In any case, you have conceded that your basis is your personal taste, much like curl-6's seemingly endless complaints.
2. This assumes success of Lockhart and that would be a huge gamble for Nintendo to bank their strategy on. We've already seen in the eighth gen that the base models of the XB1 and PS4 were getting merely passable versions later on, and Lockhart is going to start out with that while mid-gen upgrades for the PS5 and XSX should be absolutely a given, so by 2024 it's much more likely that the base for third party developers will be the PS5 and XSX, not Lockhart. Beyond that, an early Switch 2 launch comes with the problem that the majority of owners is not ready for next generation, especially if the primary incentive for upgrading are games that the majority doesn't care about (AAA third party software). Nintendo ran into this problem with the Wii U where their sales pitch at E3 2011 was AAA third party software and Wii owners reacted very hostile to it.

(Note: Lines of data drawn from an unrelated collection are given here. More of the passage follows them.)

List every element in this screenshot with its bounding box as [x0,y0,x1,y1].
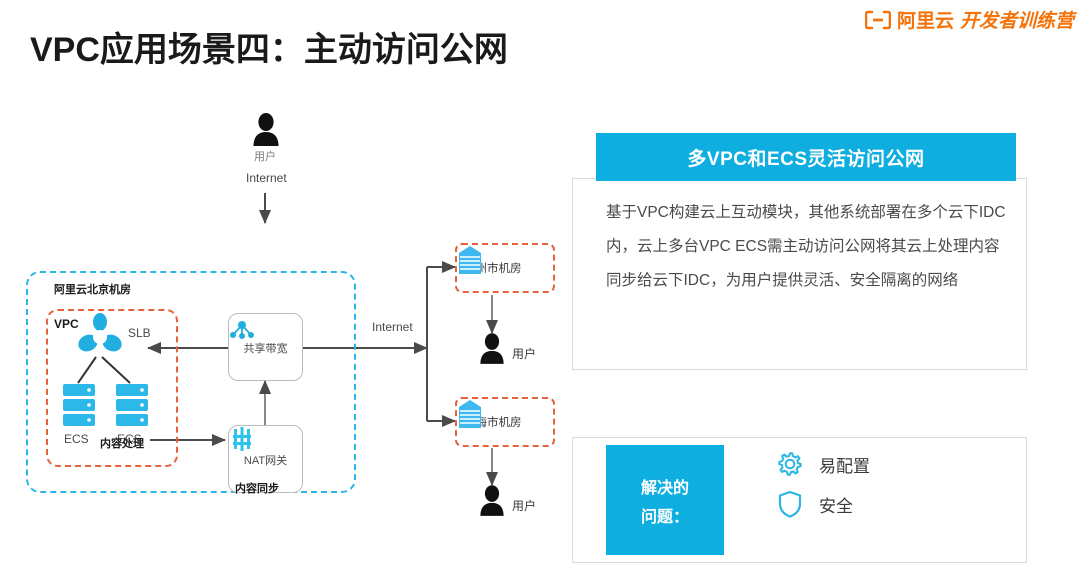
building-icon [457,399,483,429]
solution-item-security: 安全 [775,489,870,519]
description-panel-body: 基于VPC构建云上互动模块，其他系统部署在多个云下IDC内，云上多台VPC EC… [606,196,1006,298]
idc-shanghai: 上海市机房 [455,397,555,447]
internet-top-label: Internet [246,171,287,185]
slb-label: SLB [128,326,151,340]
bandwidth-hub-icon [229,314,255,340]
content-sync-label: 内容同步 [235,480,279,496]
aliyun-mark-icon [865,10,891,30]
shield-icon [775,489,805,519]
gear-icon [775,449,805,479]
user-top-label: 用户 [254,148,276,164]
description-panel-title: 多VPC和ECS灵活访问公网 [687,144,924,171]
solutions-badge-line1: 解决的 [641,474,689,498]
brand-name: 阿里云 [897,6,954,33]
ecs-left-label: ECS [64,432,89,446]
solution-item-config: 易配置 [775,449,870,479]
zone-vpc-label: VPC [54,317,79,331]
solutions-list: 易配置 安全 [775,449,870,519]
person-icon [252,113,280,147]
brand-logo: 阿里云 开发者训练营 [865,6,1074,33]
architecture-diagram: 阿里云北京机房 VPC 用户 Internet SLB ECS [0,95,570,575]
building-icon [457,245,483,275]
description-panel-header: 多VPC和ECS灵活访问公网 [596,133,1016,181]
page-title: VPC应用场景四：主动访问公网 [30,22,508,71]
brand-sub: 开发者训练营 [960,6,1074,33]
nat-gateway-label: NAT网关 [244,452,287,468]
zone-beijing-label: 阿里云北京机房 [54,281,131,297]
user-guangzhou-label: 用户 [512,345,536,362]
solutions-badge: 解决的 问题： [606,445,724,555]
nat-icon [229,426,255,452]
solutions-badge-line2: 问题： [641,503,689,527]
shared-bandwidth-node: 共享带宽 [228,313,303,381]
slb-icon [78,313,122,359]
solution-item-config-label: 易配置 [819,452,870,477]
content-process-label: 内容处理 [100,435,144,451]
person-icon [479,485,505,517]
server-icon [115,383,149,429]
shared-bandwidth-label: 共享带宽 [244,340,288,356]
user-shanghai-label: 用户 [512,497,536,514]
idc-guangzhou: 广州市机房 [455,243,555,293]
solution-item-security-label: 安全 [819,492,853,517]
person-icon [479,333,505,365]
server-icon [62,383,96,429]
internet-right-label: Internet [372,320,413,334]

Software sells hardware, and Nintendo's first party output took a nosedive in 2011 in terms of pedigree and quantity. 2011 had:
Kirby's Epic Yarn (February, PAL-only)
Mario Sports Mix (Febuary (NA), January (PAL))

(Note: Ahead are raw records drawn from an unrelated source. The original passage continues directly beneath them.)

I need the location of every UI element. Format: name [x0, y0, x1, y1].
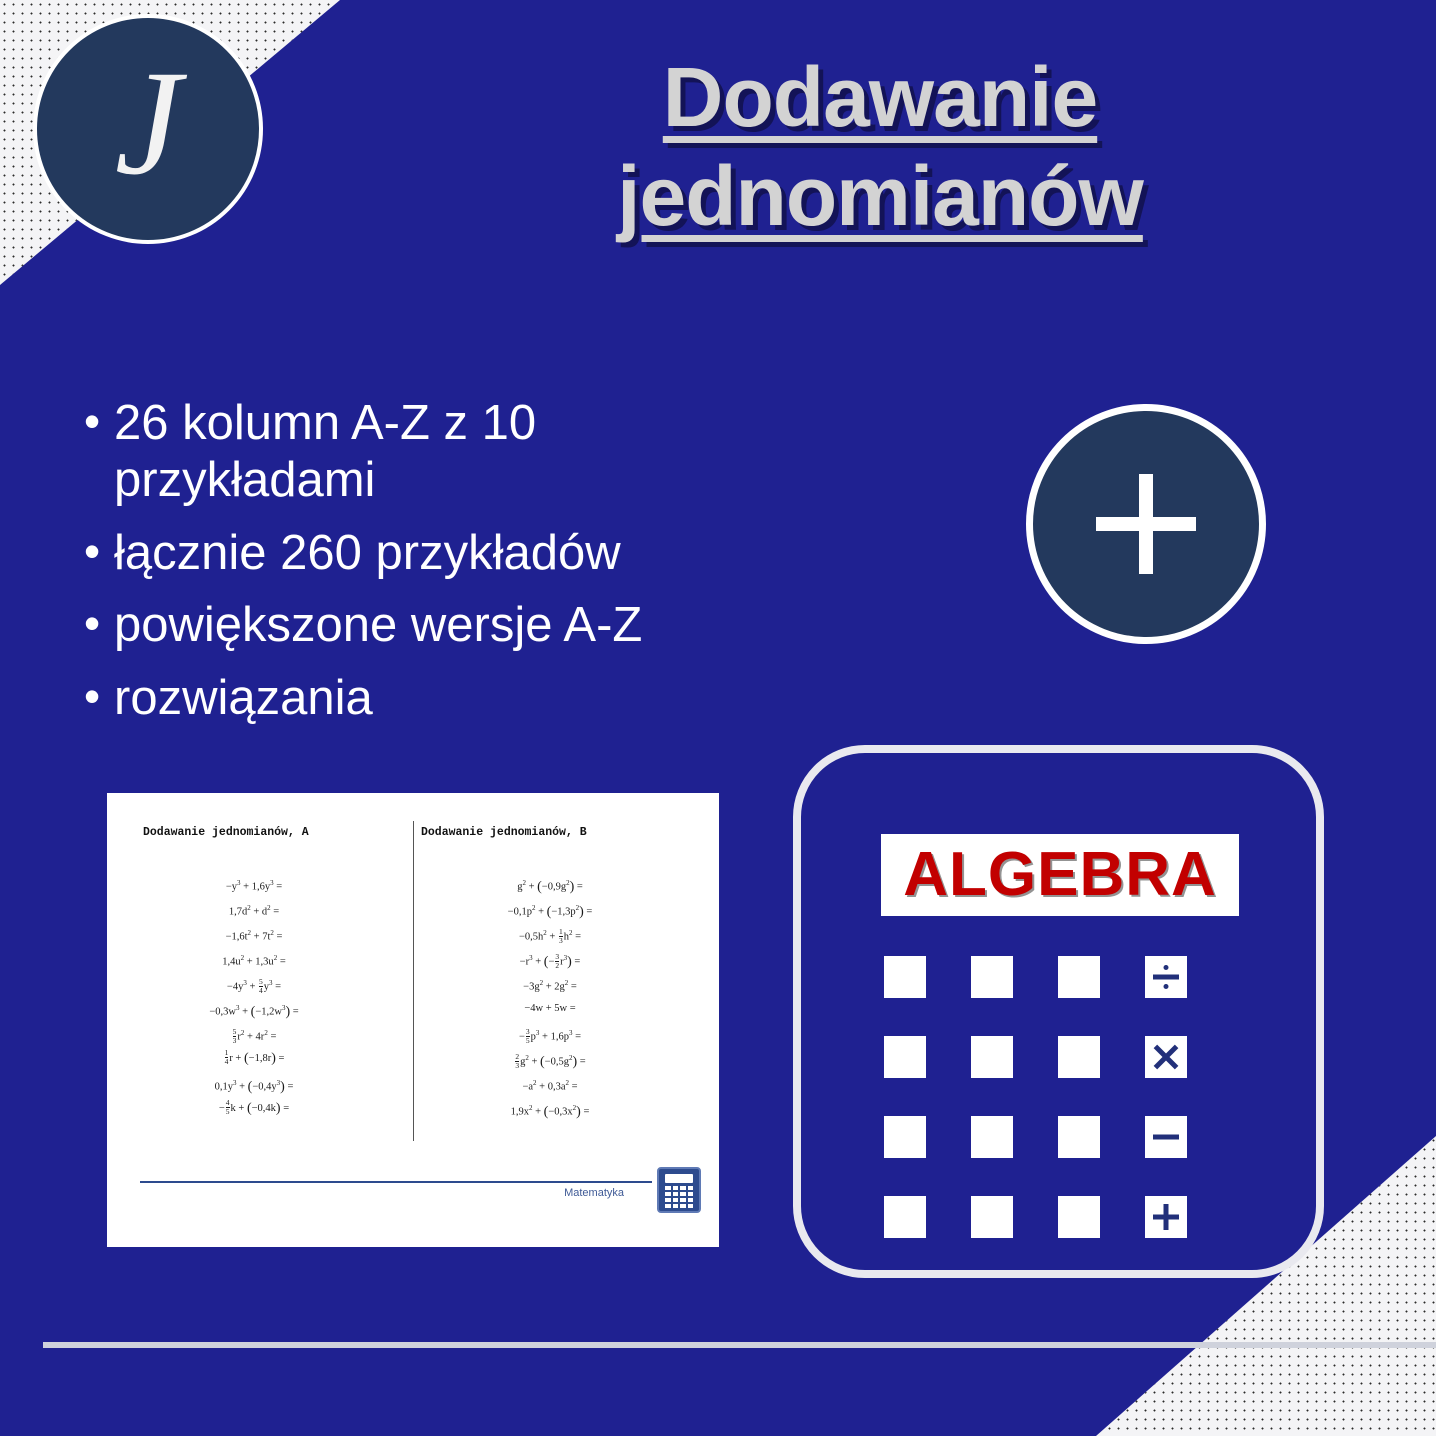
- worksheet-exercise: −0,5h2 + 13h2 =: [425, 921, 675, 946]
- multiply-key: [1145, 1036, 1187, 1078]
- worksheet-column-divider: [413, 821, 414, 1141]
- blank-key: [1058, 1196, 1100, 1238]
- worksheet-exercise: g2 + (−0,9g2) =: [425, 871, 675, 896]
- blank-key: [1058, 1116, 1100, 1158]
- bullet-icon: •: [70, 670, 114, 723]
- list-item: • łącznie 260 przykładów: [70, 525, 900, 582]
- list-item: • rozwiązania: [70, 670, 900, 727]
- worksheet-column-b-header: Dodawanie jednomianów, B: [421, 826, 587, 839]
- worksheet-footer-label: Matematyka: [564, 1187, 624, 1199]
- logo-letter: J: [115, 48, 182, 198]
- worksheet-exercise: −4w + 5w =: [425, 996, 675, 1021]
- worksheet-exercise: −35p3 + 1,6p3 =: [425, 1021, 675, 1046]
- divide-dot-top: [1164, 965, 1169, 970]
- worksheet-exercise: 1,7d2 + d2 =: [129, 896, 379, 921]
- worksheet-preview: Dodawanie jednomianów, A Dodawanie jedno…: [107, 793, 719, 1247]
- minus-key: [1145, 1116, 1187, 1158]
- plus-bar-vertical: [1164, 1204, 1169, 1230]
- worksheet-exercise: 1,9x2 + (−0,3x2) =: [425, 1096, 675, 1121]
- bullet-icon: •: [70, 395, 114, 448]
- worksheet-exercise: −45k + (−0,4k) =: [129, 1096, 379, 1121]
- worksheet-exercise: 23g2 + (−0,5g2) =: [425, 1046, 675, 1071]
- worksheet-exercise: 14r + (−1,8r) =: [129, 1046, 379, 1071]
- worksheet-exercise: −3g2 + 2g2 =: [425, 971, 675, 996]
- bottom-right-rule: [1100, 1343, 1436, 1348]
- bullet-icon: •: [70, 597, 114, 650]
- list-item-label: 26 kolumn A-Z z 10 przykładami: [114, 395, 674, 509]
- divide-bar: [1153, 975, 1179, 980]
- blank-key: [884, 1196, 926, 1238]
- blank-key: [971, 1116, 1013, 1158]
- worksheet-column-a: −y3 + 1,6y3 = 1,7d2 + d2 = −1,6t2 + 7t2 …: [129, 871, 379, 1121]
- worksheet-exercise: −0,3w3 + (−1,2w3) =: [129, 996, 379, 1021]
- blank-key: [971, 1196, 1013, 1238]
- worksheet-column-b: g2 + (−0,9g2) = −0,1p2 + (−1,3p2) = −0,5…: [425, 871, 675, 1121]
- worksheet-exercise: 53r2 + 4r2 =: [129, 1021, 379, 1046]
- calculator-icon-screen: [665, 1174, 693, 1183]
- blank-key: [884, 1036, 926, 1078]
- blank-key: [971, 956, 1013, 998]
- page-title-line-1: Dodawanie: [530, 48, 1230, 147]
- worksheet-exercise: −a2 + 0,3a2 =: [425, 1071, 675, 1096]
- worksheet-footer-rule: [140, 1181, 652, 1183]
- plus-key: [1145, 1196, 1187, 1238]
- calculator-icon: [657, 1167, 701, 1213]
- feature-bullet-list: • 26 kolumn A-Z z 10 przykładami • łączn…: [70, 395, 900, 743]
- worksheet-exercise: −y3 + 1,6y3 =: [129, 871, 379, 896]
- list-item: • powiększone wersje A-Z: [70, 597, 900, 654]
- worksheet-exercise: −0,1p2 + (−1,3p2) =: [425, 896, 675, 921]
- plus-icon: [1026, 404, 1266, 644]
- blank-key: [884, 1116, 926, 1158]
- calculator-display-text: ALGEBRA: [903, 844, 1217, 906]
- bullet-icon: •: [70, 525, 114, 578]
- plus-bar-vertical: [1139, 474, 1153, 574]
- list-item-label: rozwiązania: [114, 670, 373, 727]
- worksheet-exercise: 0,1y3 + (−0,4y3) =: [129, 1071, 379, 1096]
- blank-key: [884, 956, 926, 998]
- logo-badge: J: [33, 14, 263, 244]
- calculator-icon-keys: [665, 1186, 693, 1208]
- divide-key: [1145, 956, 1187, 998]
- page-title-line-2: jednomianów: [530, 147, 1230, 246]
- algebra-calculator-graphic: ALGEBRA: [793, 745, 1324, 1278]
- slide-canvas: J Dodawanie jednomianów • 26 kolumn A-Z …: [0, 0, 1436, 1436]
- calculator-keypad: [884, 956, 1246, 1238]
- divide-dot-bottom: [1164, 984, 1169, 989]
- worksheet-exercise: −1,6t2 + 7t2 =: [129, 921, 379, 946]
- worksheet-exercise: −4y3 + 54y3 =: [129, 971, 379, 996]
- list-item: • 26 kolumn A-Z z 10 przykładami: [70, 395, 900, 509]
- calculator-display: ALGEBRA: [881, 834, 1239, 916]
- blank-key: [1058, 1036, 1100, 1078]
- list-item-label: powiększone wersje A-Z: [114, 597, 642, 654]
- blank-key: [1058, 956, 1100, 998]
- page-title: Dodawanie jednomianów: [530, 48, 1230, 246]
- worksheet-column-a-header: Dodawanie jednomianów, A: [143, 826, 309, 839]
- worksheet-exercise: −r3 + (−32r3) =: [425, 946, 675, 971]
- blank-key: [971, 1036, 1013, 1078]
- worksheet-exercise: 1,4u2 + 1,3u2 =: [129, 946, 379, 971]
- list-item-label: łącznie 260 przykładów: [114, 525, 621, 582]
- minus-bar: [1153, 1135, 1179, 1140]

The Last Story (January, JP-only)
Pandora's Tower (May, JP-only)
Wii Play: Motion (June)
Rhythm Heaven: Fever (July, JP-only)
Xenoblade Chronicles (August, PAL-only)
Kirby's Return to Dreamland (November)
Mario & Sonic at the London 2012 Olympic Games (November)

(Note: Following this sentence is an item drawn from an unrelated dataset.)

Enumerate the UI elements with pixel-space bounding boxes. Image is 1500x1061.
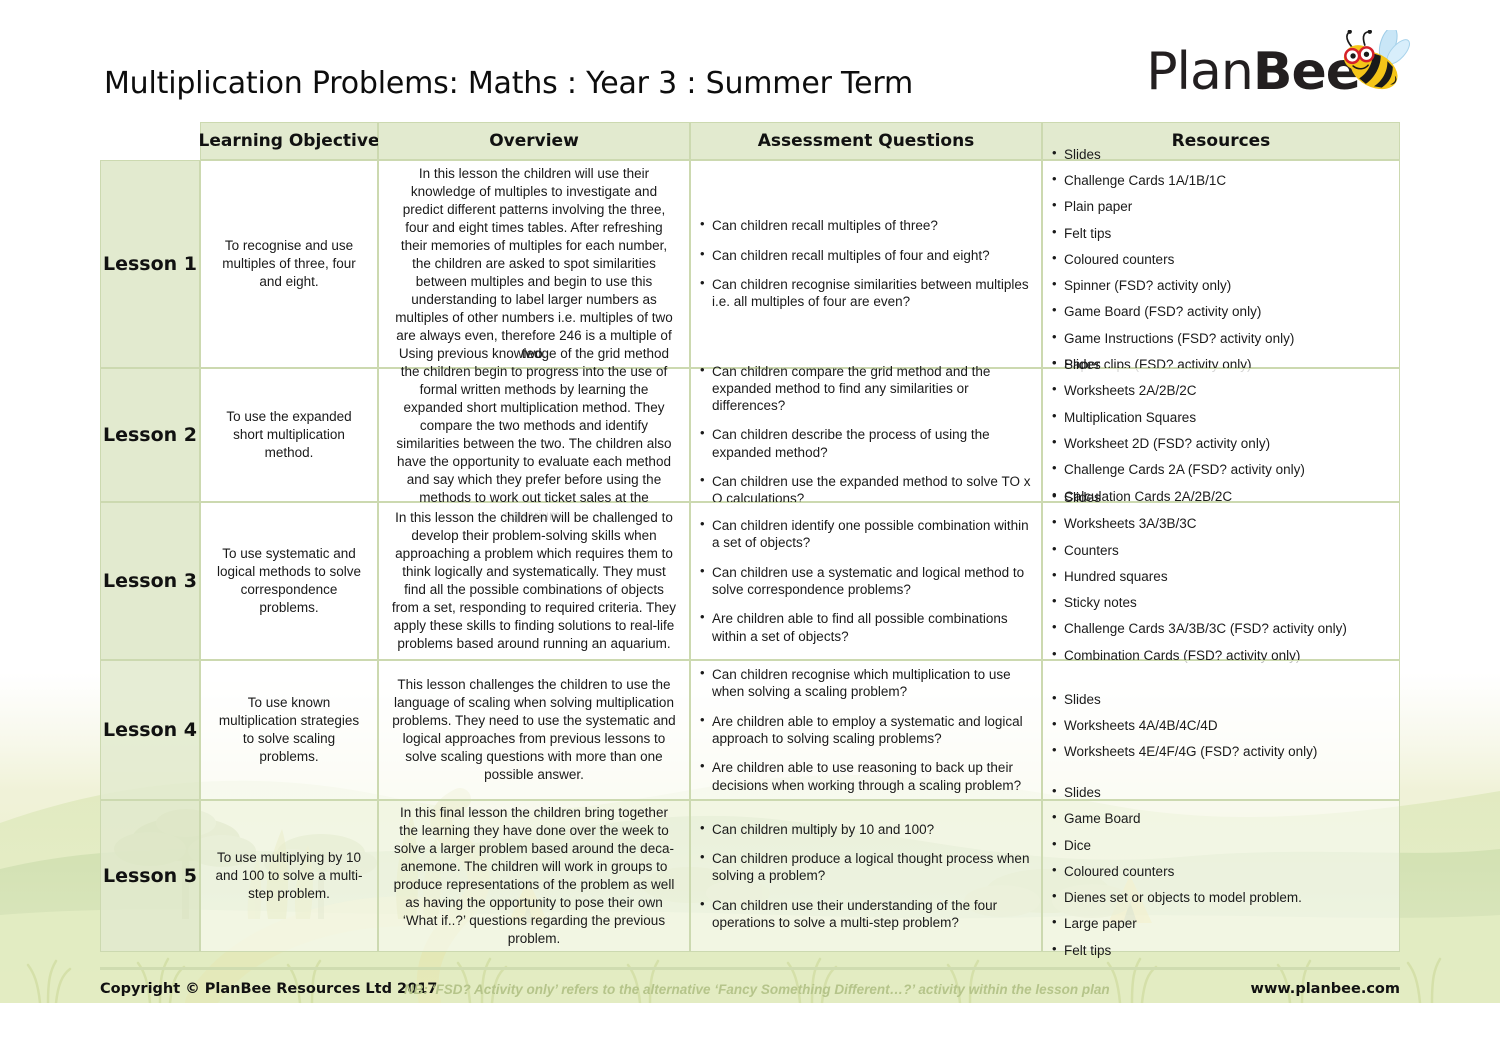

Poképark 2: Wonders Beyond (November, JP-only)
The Legend of Zelda: Skyward Sword (November)
Fortune Street (December)
There are a lot of staggered releases in there, so cleaned up it looks like this:
Japan: 9 games
North America: 6 games
Europe, Australia: 8 games
I've written down the release months above, so you can tell how barren most of the year was for each territory and that it was a very backloaded year (4 of the 5 global releases in 2011 landed in November or December). Furthermore, it was a year without big system sellers because Nintendo kept having the wrong idea with Zelda; the producer Eiji Aonuma took pride in saying that the whole game feels like a puzzle, but none of the big Wii hits have the word 'puzzle' come to mind.
That a release schedule like that isn't good for momentum should be clear, but I can emphasize my point with the much more recent 2018 of Switch where the first three quarters of 2018 were light on important Nintendo software and momentum suffered. The holiday quarter of 2018 was huge because of Super Mario Party, Pokémon: Let's Go and Super Smash Bros. Ultimate, allowing 2018 as a whole to finish with healthy year over year growth over 2017, but it didn't look healthy for much of 2018, especially because of the April to June quarter.
The Wii's 2009 played out similarly, but you probably don't remember the major dip in hardware sales in the first half of 2009 that made people rejoice that the fad is over. The second half of 2009 saw Nintendo release Wii Sports Resort, Wii Fit Plus and New Super Mario Bros. Wii as major games, and the resulting hardware sales made the haters choke on their own venom.
The Wii's 2012 saw another major decline over 2011. 2013 onwards essentially flatlined for Wii's hardware sales, but you can tell why if you check the Wikipedia link above and read up on Nintendo's software output for the Wii during the late life of the console.